Gate Pre-IPOs has introduced an OPENAI Mirror Note with a subscription price corresponding to an implied valuation of approximately $895 billion. This provides a way to observe or participate in changes in OpenAI’s pre-listing valuation, but the product is not an actual OpenAI share.
Its implied valuation also does not represent OpenAI’s final IPO price. The product may be affected by market liquidity, investor sentiment, dilution expectations, settlement terms, and changes to the anticipated listing schedule.
Before considering any Pre-IPO instrument, participants should review its legal structure, pricing methodology, exit rules, liquidity, maturity terms, and risks associated with a delayed or cancelled IPO.
Summary
OpenAI is one of the strongest candidates to become the next major technology stock after SpaceX. It combines a globally recognized product, rapid commercial growth, broad consumer and enterprise adoption, and a private valuation of $852 billion. The confidential S-1 submission confirms that a public listing has moved beyond speculation and into formal preparation.
SpaceX’s post-IPO price movement nevertheless demonstrates the risks surrounding mega-valuations. Its shares rose from a $135 offering price to $225.64 before falling roughly 41% from that high and briefly trading below the IPO price.
OpenAI may attract even broader retail attention because ChatGPT is already part of many consumers’ and businesses’ daily workflows.
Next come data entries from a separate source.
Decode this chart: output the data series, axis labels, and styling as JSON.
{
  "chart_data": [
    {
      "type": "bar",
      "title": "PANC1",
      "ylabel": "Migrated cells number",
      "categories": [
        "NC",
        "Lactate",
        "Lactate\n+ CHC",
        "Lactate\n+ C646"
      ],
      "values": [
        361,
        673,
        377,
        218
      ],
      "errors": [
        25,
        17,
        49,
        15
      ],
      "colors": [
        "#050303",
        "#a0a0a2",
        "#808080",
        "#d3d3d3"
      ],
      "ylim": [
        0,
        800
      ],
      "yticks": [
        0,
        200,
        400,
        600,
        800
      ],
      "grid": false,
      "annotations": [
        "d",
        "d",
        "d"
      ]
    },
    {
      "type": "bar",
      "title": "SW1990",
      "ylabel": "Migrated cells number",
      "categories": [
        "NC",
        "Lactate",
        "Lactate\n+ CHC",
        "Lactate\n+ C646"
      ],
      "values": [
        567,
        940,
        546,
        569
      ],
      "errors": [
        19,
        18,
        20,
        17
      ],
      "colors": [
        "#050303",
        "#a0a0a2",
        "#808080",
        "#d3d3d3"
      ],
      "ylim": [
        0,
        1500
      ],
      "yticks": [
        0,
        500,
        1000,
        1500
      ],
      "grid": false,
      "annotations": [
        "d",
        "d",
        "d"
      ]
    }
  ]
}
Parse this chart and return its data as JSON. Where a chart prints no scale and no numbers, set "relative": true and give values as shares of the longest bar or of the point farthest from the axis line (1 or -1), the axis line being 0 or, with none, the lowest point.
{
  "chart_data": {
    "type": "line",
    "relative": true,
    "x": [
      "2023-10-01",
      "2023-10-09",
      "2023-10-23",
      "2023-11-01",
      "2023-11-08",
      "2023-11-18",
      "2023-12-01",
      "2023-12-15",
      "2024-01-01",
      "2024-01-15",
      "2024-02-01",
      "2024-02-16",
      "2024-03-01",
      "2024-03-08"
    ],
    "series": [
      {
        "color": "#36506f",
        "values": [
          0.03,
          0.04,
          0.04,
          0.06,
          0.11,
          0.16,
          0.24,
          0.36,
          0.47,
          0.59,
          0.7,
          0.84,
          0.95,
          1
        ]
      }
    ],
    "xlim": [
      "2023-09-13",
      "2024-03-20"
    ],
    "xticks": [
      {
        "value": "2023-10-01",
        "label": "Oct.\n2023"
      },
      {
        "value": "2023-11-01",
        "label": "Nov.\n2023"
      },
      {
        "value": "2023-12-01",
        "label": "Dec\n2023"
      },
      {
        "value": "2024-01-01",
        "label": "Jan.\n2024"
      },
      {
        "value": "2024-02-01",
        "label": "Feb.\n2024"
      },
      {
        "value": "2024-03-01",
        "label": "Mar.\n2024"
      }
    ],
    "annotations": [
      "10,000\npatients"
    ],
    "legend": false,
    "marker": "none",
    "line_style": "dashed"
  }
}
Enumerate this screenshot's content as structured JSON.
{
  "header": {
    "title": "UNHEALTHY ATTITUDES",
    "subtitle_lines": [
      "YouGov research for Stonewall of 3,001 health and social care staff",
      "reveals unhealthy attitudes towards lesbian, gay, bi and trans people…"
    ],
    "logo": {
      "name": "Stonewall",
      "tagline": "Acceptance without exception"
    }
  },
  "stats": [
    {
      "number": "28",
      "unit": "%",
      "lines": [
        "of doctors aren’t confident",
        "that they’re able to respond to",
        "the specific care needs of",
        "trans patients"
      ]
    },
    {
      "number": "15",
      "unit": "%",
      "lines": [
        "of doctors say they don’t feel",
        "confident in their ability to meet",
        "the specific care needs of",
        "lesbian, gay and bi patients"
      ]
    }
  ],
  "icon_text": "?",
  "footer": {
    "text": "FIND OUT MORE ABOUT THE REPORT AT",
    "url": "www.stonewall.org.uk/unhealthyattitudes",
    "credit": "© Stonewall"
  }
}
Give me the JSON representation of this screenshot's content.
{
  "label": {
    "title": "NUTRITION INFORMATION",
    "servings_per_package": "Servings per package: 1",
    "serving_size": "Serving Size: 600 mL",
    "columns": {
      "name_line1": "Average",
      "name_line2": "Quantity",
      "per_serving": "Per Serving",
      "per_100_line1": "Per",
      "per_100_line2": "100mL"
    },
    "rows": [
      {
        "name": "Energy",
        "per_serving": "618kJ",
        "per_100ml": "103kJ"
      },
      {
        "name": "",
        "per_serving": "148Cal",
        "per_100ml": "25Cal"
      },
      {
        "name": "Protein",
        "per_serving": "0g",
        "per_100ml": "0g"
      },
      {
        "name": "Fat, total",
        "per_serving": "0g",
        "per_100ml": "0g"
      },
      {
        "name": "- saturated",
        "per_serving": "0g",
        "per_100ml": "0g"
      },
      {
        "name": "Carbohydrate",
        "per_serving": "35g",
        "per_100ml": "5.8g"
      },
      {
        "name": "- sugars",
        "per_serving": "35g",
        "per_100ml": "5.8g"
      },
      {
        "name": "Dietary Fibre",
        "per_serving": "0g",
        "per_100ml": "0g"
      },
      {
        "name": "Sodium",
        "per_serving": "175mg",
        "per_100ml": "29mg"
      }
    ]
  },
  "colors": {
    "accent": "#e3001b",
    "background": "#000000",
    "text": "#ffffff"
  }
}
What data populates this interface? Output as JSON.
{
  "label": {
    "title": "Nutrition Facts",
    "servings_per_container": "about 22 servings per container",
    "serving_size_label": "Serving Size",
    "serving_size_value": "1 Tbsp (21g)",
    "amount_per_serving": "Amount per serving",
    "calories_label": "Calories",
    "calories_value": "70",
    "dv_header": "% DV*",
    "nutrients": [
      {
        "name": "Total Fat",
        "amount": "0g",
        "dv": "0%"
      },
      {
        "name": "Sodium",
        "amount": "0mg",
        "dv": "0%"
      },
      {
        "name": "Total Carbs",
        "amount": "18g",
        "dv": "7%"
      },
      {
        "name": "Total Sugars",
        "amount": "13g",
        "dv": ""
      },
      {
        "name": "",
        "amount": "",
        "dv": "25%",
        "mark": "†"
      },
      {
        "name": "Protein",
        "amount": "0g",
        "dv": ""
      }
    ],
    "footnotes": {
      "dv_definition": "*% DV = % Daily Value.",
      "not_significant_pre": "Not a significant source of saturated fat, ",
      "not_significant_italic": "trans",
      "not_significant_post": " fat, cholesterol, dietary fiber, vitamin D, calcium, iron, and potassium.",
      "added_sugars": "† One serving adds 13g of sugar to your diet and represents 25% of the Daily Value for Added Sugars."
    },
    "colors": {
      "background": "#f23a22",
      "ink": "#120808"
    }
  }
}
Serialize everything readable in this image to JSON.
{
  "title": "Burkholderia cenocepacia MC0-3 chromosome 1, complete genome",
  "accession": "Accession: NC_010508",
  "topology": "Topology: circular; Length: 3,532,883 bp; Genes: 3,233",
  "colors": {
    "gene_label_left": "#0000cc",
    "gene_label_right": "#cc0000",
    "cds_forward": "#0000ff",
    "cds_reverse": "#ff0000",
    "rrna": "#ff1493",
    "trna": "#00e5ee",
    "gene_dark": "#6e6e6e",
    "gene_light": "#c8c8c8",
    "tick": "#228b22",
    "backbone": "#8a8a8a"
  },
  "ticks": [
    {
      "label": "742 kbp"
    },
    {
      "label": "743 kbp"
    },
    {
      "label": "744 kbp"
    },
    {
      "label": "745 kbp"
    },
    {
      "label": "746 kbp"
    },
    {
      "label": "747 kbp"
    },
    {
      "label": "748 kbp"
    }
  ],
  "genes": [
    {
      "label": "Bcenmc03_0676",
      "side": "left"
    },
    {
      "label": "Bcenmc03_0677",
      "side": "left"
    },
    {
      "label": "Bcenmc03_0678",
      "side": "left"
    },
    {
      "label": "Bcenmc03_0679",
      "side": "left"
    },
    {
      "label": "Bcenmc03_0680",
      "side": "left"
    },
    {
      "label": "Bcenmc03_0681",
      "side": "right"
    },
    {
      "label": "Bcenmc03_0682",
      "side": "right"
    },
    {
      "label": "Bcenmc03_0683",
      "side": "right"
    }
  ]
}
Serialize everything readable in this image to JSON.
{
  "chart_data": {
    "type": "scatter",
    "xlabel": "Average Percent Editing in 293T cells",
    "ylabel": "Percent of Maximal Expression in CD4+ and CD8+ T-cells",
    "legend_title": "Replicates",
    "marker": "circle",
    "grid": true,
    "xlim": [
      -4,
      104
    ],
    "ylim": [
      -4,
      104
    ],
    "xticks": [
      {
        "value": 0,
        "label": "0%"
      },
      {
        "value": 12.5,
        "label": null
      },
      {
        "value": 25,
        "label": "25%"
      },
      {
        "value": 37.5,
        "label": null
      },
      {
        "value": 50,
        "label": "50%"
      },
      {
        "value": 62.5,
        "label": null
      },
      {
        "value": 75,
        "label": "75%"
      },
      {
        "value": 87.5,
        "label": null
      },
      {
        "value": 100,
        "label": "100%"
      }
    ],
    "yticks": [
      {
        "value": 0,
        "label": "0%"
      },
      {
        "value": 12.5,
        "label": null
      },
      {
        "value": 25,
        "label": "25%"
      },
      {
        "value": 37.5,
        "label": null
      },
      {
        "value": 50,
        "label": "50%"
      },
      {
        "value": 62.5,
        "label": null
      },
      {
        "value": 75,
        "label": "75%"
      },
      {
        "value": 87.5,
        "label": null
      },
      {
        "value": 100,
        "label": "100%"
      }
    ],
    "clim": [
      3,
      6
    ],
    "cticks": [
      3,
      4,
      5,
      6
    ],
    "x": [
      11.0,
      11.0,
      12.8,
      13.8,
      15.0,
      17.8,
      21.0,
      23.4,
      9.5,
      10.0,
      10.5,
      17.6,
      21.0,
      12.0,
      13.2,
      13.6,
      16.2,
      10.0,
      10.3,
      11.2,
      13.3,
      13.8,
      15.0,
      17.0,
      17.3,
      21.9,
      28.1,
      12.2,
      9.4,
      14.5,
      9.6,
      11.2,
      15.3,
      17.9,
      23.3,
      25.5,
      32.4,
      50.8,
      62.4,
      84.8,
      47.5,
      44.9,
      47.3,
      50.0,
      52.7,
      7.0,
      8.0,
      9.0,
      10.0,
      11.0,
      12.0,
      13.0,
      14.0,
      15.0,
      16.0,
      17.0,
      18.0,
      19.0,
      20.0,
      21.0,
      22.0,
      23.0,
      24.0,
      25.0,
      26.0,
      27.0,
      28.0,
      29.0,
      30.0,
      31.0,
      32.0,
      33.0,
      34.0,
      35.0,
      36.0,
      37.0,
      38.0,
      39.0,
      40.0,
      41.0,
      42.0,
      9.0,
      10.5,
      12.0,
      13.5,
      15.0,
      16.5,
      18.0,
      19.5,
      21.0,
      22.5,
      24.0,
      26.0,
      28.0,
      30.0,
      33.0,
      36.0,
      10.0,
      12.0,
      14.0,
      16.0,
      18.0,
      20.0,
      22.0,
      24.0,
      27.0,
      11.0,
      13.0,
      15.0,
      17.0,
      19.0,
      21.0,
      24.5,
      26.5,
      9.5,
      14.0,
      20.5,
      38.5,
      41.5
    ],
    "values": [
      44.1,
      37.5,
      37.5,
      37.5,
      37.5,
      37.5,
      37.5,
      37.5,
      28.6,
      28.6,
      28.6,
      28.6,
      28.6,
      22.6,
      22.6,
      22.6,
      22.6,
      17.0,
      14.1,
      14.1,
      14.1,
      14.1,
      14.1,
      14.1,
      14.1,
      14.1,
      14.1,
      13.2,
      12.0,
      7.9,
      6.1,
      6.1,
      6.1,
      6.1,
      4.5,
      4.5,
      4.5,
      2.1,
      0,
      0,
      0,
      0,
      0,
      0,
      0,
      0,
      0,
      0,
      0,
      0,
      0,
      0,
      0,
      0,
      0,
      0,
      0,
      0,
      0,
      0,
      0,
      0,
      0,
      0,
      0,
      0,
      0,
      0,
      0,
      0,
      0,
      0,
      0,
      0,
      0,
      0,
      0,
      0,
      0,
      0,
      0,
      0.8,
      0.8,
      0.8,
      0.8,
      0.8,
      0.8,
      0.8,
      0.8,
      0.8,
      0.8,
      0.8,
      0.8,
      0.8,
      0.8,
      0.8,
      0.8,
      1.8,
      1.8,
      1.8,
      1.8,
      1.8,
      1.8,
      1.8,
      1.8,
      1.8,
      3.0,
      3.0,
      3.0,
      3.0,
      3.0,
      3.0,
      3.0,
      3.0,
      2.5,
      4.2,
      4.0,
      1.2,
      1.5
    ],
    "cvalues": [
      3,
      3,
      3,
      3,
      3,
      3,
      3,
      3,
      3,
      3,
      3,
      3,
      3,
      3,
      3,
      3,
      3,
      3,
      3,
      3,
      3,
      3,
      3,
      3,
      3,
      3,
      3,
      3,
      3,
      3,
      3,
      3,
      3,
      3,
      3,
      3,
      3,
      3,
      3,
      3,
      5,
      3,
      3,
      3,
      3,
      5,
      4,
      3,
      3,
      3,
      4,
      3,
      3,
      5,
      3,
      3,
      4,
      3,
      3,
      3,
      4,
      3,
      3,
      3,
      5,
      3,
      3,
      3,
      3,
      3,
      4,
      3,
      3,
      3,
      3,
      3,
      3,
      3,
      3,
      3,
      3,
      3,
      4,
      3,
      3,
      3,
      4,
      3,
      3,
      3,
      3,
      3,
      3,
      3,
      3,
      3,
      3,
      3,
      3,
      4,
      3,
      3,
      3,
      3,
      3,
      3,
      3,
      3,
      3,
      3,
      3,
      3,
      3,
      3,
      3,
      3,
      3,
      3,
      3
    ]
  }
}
Yet brand familiarity and scarcity can only support the early stage of market pricing.
To become a durable core technology stock, OpenAI would need to prove that revenue can grow faster than compute expenses, that enterprise customers remain loyal, and that the platform can generate sustainable margins and cash flow.
OpenAI may therefore become the next most-watched technology stock after SpaceX, but the company’s S-1, IPO valuation, and post-listing financial results will determine whether that attention becomes long-term market confidence.
FAQ
Is OpenAI already publicly traded?
No. OpenAI remains privately held, and its official shares are not currently available on a public stock exchange.
Has OpenAI announced an official stock ticker?
No. OpenAI has not announced its exchange or ticker. Symbols used by third-party Pre-IPO products should not be treated as the company’s future public-market ticker.
What happened to SpaceX shares after the IPO?
SpaceX shares rose from the $135 offering price to a post-IPO high of $225.64, then fell roughly 41% from that high and briefly traded below the IPO price in mid-July 2026.
Could SpaceX’s stock decline delay the OpenAI IPO?
SpaceX’s performance would not directly determine OpenAI’s schedule, but it could influence investor demand, underwriter recommendations, and the valuation that public markets are willing to accept.
Will OpenAI automatically enter a major technology index after listing?
No. Index inclusion would depend on factors such as market capitalization, public float, liquidity, trading history, and the methodology of the relevant index provider.
Is Gate OPENAI the same as future OpenAI stock?
No. Gate OPENAI is a Mirror Note rather than an actual OpenAI share, so its ownership rights, pricing, liquidity, and settlement framework differ from those of future publicly listed stock.